Untuk BUMN konstruksi, penugasan dari pemerintah menggarap proyek infrastruktur bisa membuat kinerja keuangannya naik. Namun, peningkatan utang mengakibatkan kewajiban (liabilitas) mereka membayar pun meningkat. (Baca juga: Pemerintah Yakinkan Pembangunan Infrastruktur Tak Buat BUMN Kolaps)

Dengan kondisi ini, BUMN-BUMN tersebut harus lebih berhati-hati dalam mengelola arus kasnya. Percepatan penyelesaian proyek akan membuat tagihan-tagihan dari pemasok barang dan pihak ketiga juga lebih cepat. Belum lagi, ketika suku bunga kredit naik. Mereka harus bisa menjaga kasnya untuk membayar utang yang jatuh tempo. Biasanya, utang ini akan ditutupi dengan utang baru.

"Risiko arus kasnya menjadi lebih penting daripada solvabilitasnya (kemampuan membayar utang)," kata Anton kepada katadata.co.id, di Jakarta, Kamis (18/10).

Permasalahan lain dihadapi oleh BUMN sektor energi, yakni PT Pertamina dan PLN yang juga mendapatkan penugasan membangun infrastruktur kelistrikan dan migas. Langkah pemerintah membatasi harga listrik dan bahan bakar minyak (BBM) telah membuat kinerja keuangan dua perusahaan ini anjlok.

(Baca: Kementerian BUMN: Rugi PLN Tak Akan Ganggu Arus Kas)

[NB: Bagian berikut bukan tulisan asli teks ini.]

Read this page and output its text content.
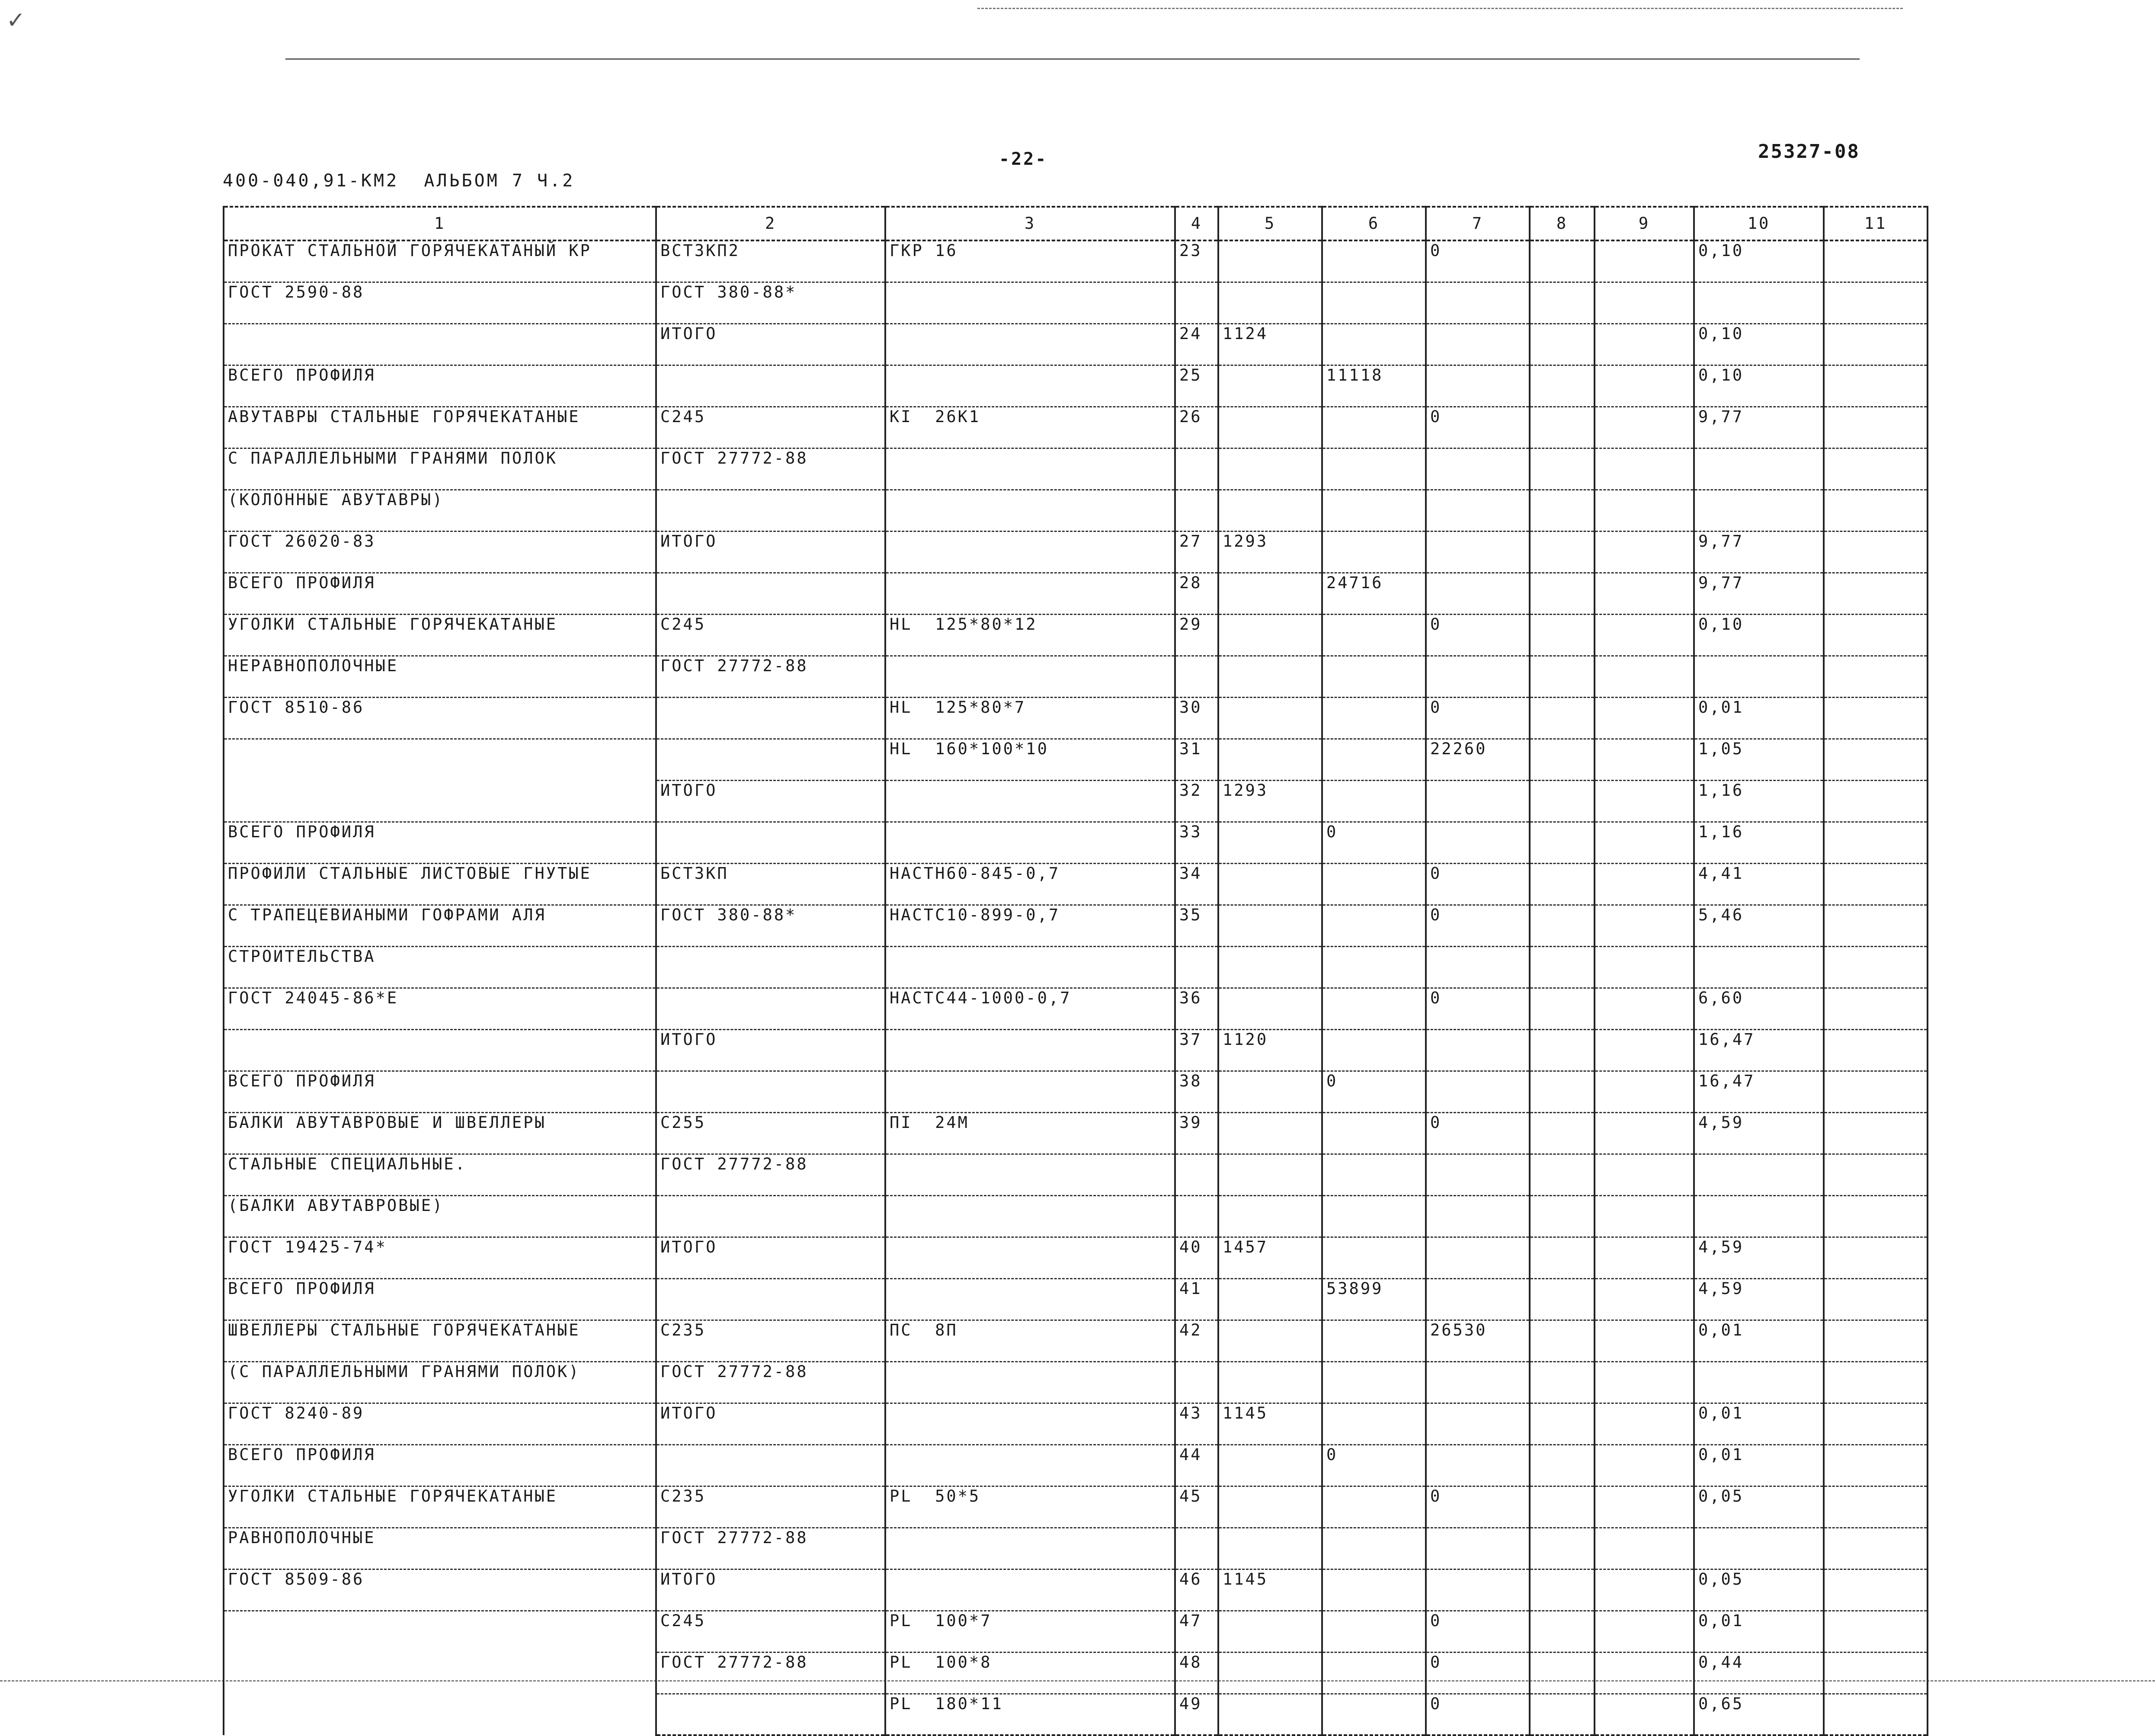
✓
400-040,91-КМ2  АЛЬБОМ 7 Ч.2
-22-	25327-08
1	2	3	4	5	6	7	8	9	10	11
ПРОКАТ СТАЛЬНОЙ ГОРЯЧЕКАТАНЫЙ КР	ВСТ3КП2	ГКР 16	23			0			0,10	
ГОСТ 2590-88	ГОСТ 380-88*									
	ИТОГО		24	1124					0,10	
ВСЕГО ПРОФИЛЯ			25		11118				0,10	
АВУТАВРЫ СТАЛЬНЫЕ ГОРЯЧЕКАТАНЫЕ	С245	КI  26К1	26			0			9,77	
С ПАРАЛЛЕЛЬНЫМИ ГРАНЯМИ ПОЛОК	ГОСТ 27772-88									
(КОЛОННЫЕ АВУТАВРЫ)										
ГОСТ 26020-83	ИТОГО		27	1293					9,77	
ВСЕГО ПРОФИЛЯ			28		24716				9,77	
УГОЛКИ СТАЛЬНЫЕ ГОРЯЧЕКАТАНЫЕ	С245	НL  125*80*12	29			0			0,10	
НЕРАВНОПОЛОЧНЫЕ	ГОСТ 27772-88									
ГОСТ 8510-86		НL  125*80*7	30			0			0,01	
		НL  160*100*10	31			22260			1,05	
	ИТОГО		32	1293					1,16	
ВСЕГО ПРОФИЛЯ			33		0				1,16	
ПРОФИЛИ СТАЛЬНЫЕ ЛИСТОВЫЕ ГНУТЫЕ	БСТ3КП	НАСТН60-845-0,7	34			0			4,41	
С ТРАПЕЦЕВИАНЫМИ ГОФРАМИ АЛЯ	ГОСТ 380-88*	НАСТС10-899-0,7	35			0			5,46	
СТРОИТЕЛЬСТВА										
ГОСТ 24045-86*Е		НАСТС44-1000-0,7	36			0			6,60	
	ИТОГО		37	1120					16,47	
ВСЕГО ПРОФИЛЯ			38		0				16,47	
БАЛКИ АВУТАВРОВЫЕ И ШВЕЛЛЕРЫ	С255	ПI  24М	39			0			4,59	
СТАЛЬНЫЕ СПЕЦИАЛЬНЫЕ.	ГОСТ 27772-88									
(БАЛКИ АВУТАВРОВЫЕ)										
ГОСТ 19425-74*	ИТОГО		40	1457					4,59	
ВСЕГО ПРОФИЛЯ			41		53899				4,59	
ШВЕЛЛЕРЫ СТАЛЬНЫЕ ГОРЯЧЕКАТАНЫЕ	С235	ПС  8П	42			26530			0,01	
(С ПАРАЛЛЕЛЬНЫМИ ГРАНЯМИ ПОЛОК)	ГОСТ 27772-88									
ГОСТ 8240-89	ИТОГО		43	1145					0,01	
ВСЕГО ПРОФИЛЯ			44		0				0,01	
УГОЛКИ СТАЛЬНЫЕ ГОРЯЧЕКАТАНЫЕ	С235	РL  50*5	45			0			0,05	
РАВНОПОЛОЧНЫЕ	ГОСТ 27772-88									
ГОСТ 8509-86	ИТОГО		46	1145					0,05	
	С245	РL  100*7	47			0			0,01	
	ГОСТ 27772-88	РL  100*8	48			0			0,44	
		РL  180*11	49			0			0,65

Sepanjang enam bulan pertama tahun ini PLN sudah mencatatkan rugi Rp 5,36 triliun. Padahal periode yang sama tahun lalu masih untung Rp 2 triliun. Sementara laba bersih Pertamina sampai pada semester I-2018 tidak sampai Rp 5 triliun. Masih sangat jauh dari target dalam Rencana Kerja dan Anggaran Perusahaan (RKAP) tahun ini sebesar Rp 32 triliun.

Lembaga pemeringkat utang Fitch Rating memprediksi keuangan keuangan Pertamina akan semakin tertekan tahun ini hingga tahun depan, lantaran kebijakan pemerintah menahan harga BBM Solar dan Premium. Dalam laporan resmi yang dipublikasikan Selasa (16/10), Fitch memprediksi pendapatan sebelum bunga, pajak, depresiasi dan amortisasi (EBITDA) Pertamina tahun ini tidak akan mencapai US$ 6 miliar. Padahal, tahun lalu bisa mencapai US$ 6,9 miliar.

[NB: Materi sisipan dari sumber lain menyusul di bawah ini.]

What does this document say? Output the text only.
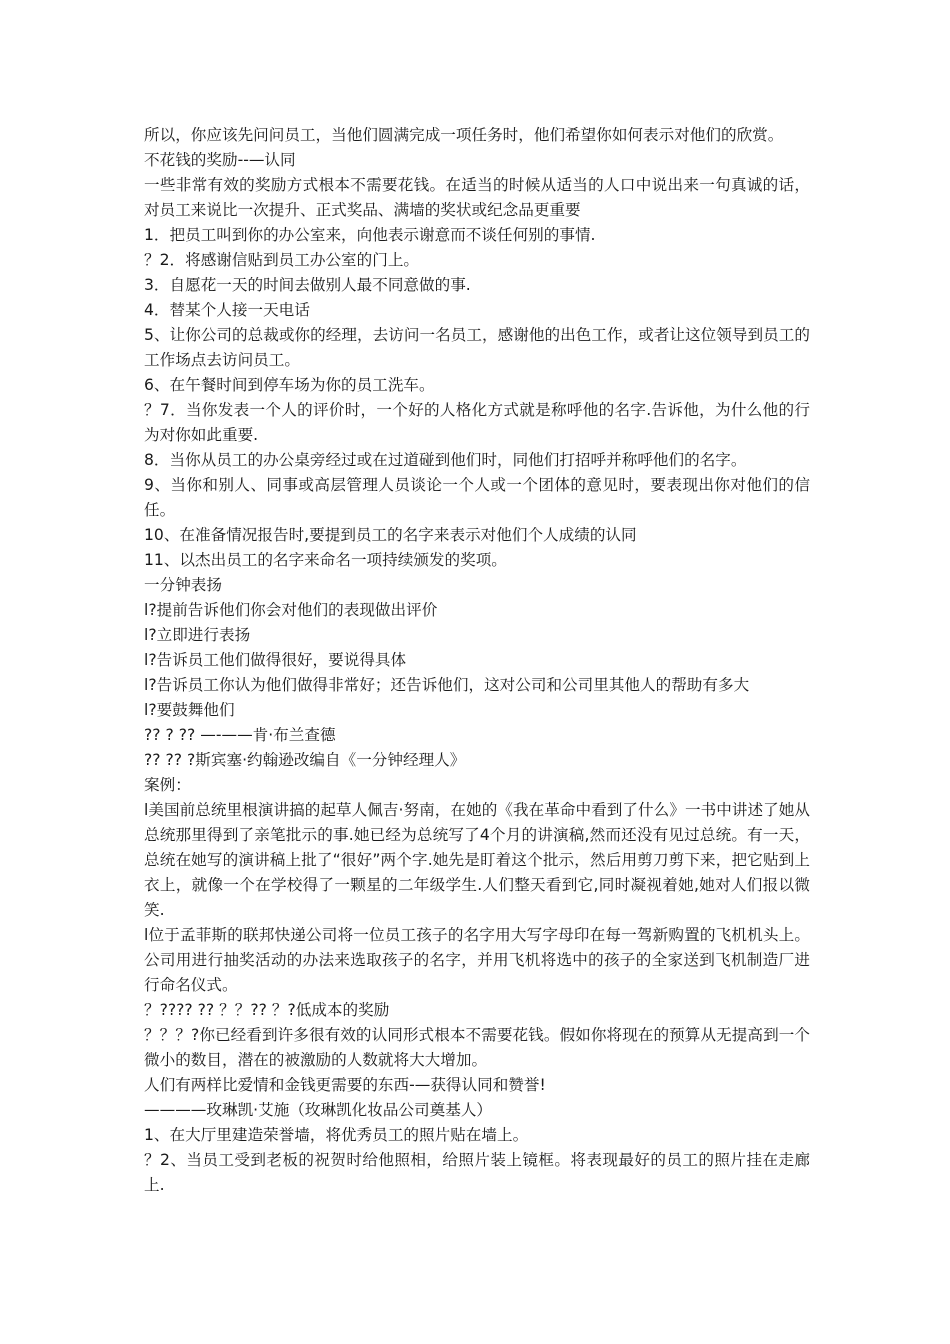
所以，你应该先问问员工，当他们圆满完成一项任务时，他们希望你如何表示对他们的欣赏。

不花钱的奖励--—认同

一些非常有效的奖励方式根本不需要花钱。在适当的时候从适当的人口中说出来一句真诚的话，对员工来说比一次提升、正式奖品、满墙的奖状或纪念品更重要

1．把员工叫到你的办公室来，向他表示谢意而不谈任何别的事情.

？2．将感谢信贴到员工办公室的门上。

3．自愿花一天的时间去做别人最不同意做的事.

4．替某个人接一天电话

5、让你公司的总裁或你的经理，去访问一名员工，感谢他的出色工作，或者让这位领导到员工的工作场点去访问员工。

6、在午餐时间到停车场为你的员工洗车。

？7．当你发表一个人的评价时，一个好的人格化方式就是称呼他的名字.告诉他，为什么他的行为对你如此重要.

8．当你从员工的办公桌旁经过或在过道碰到他们时，同他们打招呼并称呼他们的名字。

9、当你和别人、同事或高层管理人员谈论一个人或一个团体的意见时，要表现出你对他们的信任。

10、在准备情况报告时,要提到员工的名字来表示对他们个人成绩的认同

11、以杰出员工的名字来命名一项持续颁发的奖项。

一分钟表扬

l?提前告诉他们你会对他们的表现做出评价

l?立即进行表扬

l?告诉员工他们做得很好，要说得具体

l?告诉员工你认为他们做得非常好；还告诉他们，这对公司和公司里其他人的帮助有多大

l?要鼓舞他们

?? ? ?? —-——肯·布兰查德

?? ?? ?斯宾塞·约翰逊改编自《一分钟经理人》

案例：

l美国前总统里根演讲搞的起草人佩吉·努南，在她的《我在革命中看到了什么》一书中讲述了她从总统那里得到了亲笔批示的事.她已经为总统写了4个月的讲演稿,然而还没有见过总统。有一天，总统在她写的演讲稿上批了“很好”两个字.她先是盯着这个批示，然后用剪刀剪下来，把它贴到上衣上，就像一个在学校得了一颗星的二年级学生.人们整天看到它,同时凝视着她,她对人们报以微笑.

l位于孟菲斯的联邦快递公司将一位员工孩子的名字用大写字母印在每一驾新购置的飞机机头上。公司用进行抽奖活动的办法来选取孩子的名字，并用飞机将选中的孩子的全家送到飞机制造厂进行命名仪式。

？???? ?? ？？?? ？?低成本的奖励

？？？?你已经看到许多很有效的认同形式根本不需要花钱。假如你将现在的预算从无提高到一个微小的数目，潜在的被激励的人数就将大大增加。

人们有两样比爱情和金钱更需要的东西-—获得认同和赞誉!

————玫琳凯·艾施（玫琳凯化妆品公司奠基人）

1、在大厅里建造荣誉墙，将优秀员工的照片贴在墙上。

？2、当员工受到老板的祝贺时给他照相，给照片装上镜框。将表现最好的员工的照片挂在走廊上.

Di tengah harga minyak dunia yang naik dan nilai tukar melemah saat ini, Pertamina harus menjual BBM 60-75% di bawah harga keekonomiannya. Pemerintah melarang Pertamina menaikkan harga. Padahal, sejak 2015, pemerintah mengeluarkan aturan yang menghapus subsidi untuk Premium. Subsidi hanya diberikan untuk Solar. Alhasil, Pertamina terpaksa menanggung selisih harga tersebut.

(Baca: Chatib Basri: Kontrol Harga BBM dan Risiko Utang BUMN Menekan Rupiah)

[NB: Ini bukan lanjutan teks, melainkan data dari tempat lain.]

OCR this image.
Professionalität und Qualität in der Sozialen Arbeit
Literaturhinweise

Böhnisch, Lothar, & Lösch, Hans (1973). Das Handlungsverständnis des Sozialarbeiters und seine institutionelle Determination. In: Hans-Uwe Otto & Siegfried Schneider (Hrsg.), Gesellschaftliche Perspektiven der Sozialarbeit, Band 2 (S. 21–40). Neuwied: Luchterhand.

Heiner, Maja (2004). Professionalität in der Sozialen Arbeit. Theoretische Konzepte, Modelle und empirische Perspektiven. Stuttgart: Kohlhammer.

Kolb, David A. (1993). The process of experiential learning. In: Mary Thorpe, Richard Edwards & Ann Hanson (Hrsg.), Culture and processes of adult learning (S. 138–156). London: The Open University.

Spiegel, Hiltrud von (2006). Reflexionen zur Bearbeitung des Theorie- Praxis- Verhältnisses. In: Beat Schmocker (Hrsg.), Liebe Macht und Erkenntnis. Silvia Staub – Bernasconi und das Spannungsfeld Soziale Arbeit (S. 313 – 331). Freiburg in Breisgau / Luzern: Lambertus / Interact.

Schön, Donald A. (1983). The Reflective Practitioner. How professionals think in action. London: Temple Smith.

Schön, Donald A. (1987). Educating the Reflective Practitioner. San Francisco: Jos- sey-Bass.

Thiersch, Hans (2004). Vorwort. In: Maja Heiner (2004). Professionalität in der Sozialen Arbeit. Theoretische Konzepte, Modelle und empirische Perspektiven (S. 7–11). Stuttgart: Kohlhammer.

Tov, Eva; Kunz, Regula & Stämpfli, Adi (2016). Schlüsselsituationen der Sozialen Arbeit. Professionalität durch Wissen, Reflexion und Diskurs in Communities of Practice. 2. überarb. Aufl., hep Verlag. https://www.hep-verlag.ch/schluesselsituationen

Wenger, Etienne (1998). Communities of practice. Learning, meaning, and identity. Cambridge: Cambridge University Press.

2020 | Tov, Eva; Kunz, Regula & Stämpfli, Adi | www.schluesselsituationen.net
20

Kondisi ini akan berdampak juga pada peringkat utang Pertamina. Fitch memberikan sinyal akan menurunkan peringkat utang Pertamina dari level sekarang BBB-, jika tidak ada peningkatan profitabilitas di bisnis hilir.  apalagi Pertamina program ekspansi besar. Arus kas operasional yang lemah cenderung menghasilkan pendanaan utang yang lebih tinggi dari investasinya. Hal ini akan menghambat rencana Pertamina menerbitkan obligasi global pada akhir tahun ini.

Dengan kondisi keuangan yang rentan dan tingkat utang yang tinggi, Anton menyarankan pemerintah tidak terlalu memaksakan percepatan penyelesaian proyek infrastruktur yang ditugaskan kepada BUMN. Misalnya, proyek listrik 35 gigawatt yang ditugaskan kepada PLN diperpanjang waktu penyelesaiaannya.

Cara lainnya adalah dengan mencari sumber pendanaan lain untuk membiayai proyek pemerintah, di luar utang. Dia mengapresiasi langkah pemerintah mengadakan even Indonesia Investment Forum di sela pertemuan IMF-World Bank di Bali, pekan lalu. Dalam even ini, pemerintah berhasil mendapatkan komitmen investasi asing untuk proyek-proyek infrastruktur senilai Rp 200 triliun.

“Jadi, tidak terlalu tergantung lagi dengan bank BUMN. Pendanannya harus dibagi, sebagian dari pasar modal, sebagian dari instrumen lain, seperti melibatkan dana kelolaan BPJS Ketenagakerjaan,” kata Anton.

Pelibatan sektor swasta yang lebih besar dalam proyek infrastruktur seharusnya bisa mengurangi tekanan pada BUMN. Pemerintah telah meningkatkan penggunaan skema kerja sama pemerintah-badan usaha (KPBU). Pada tahun lalu terdapat 11 KPBU yang sedang berjalan senilai US$ 15,4 miliar.

(Baca: Kementerian BUMN Rancang Wadah Pendanaan Infrastruktur)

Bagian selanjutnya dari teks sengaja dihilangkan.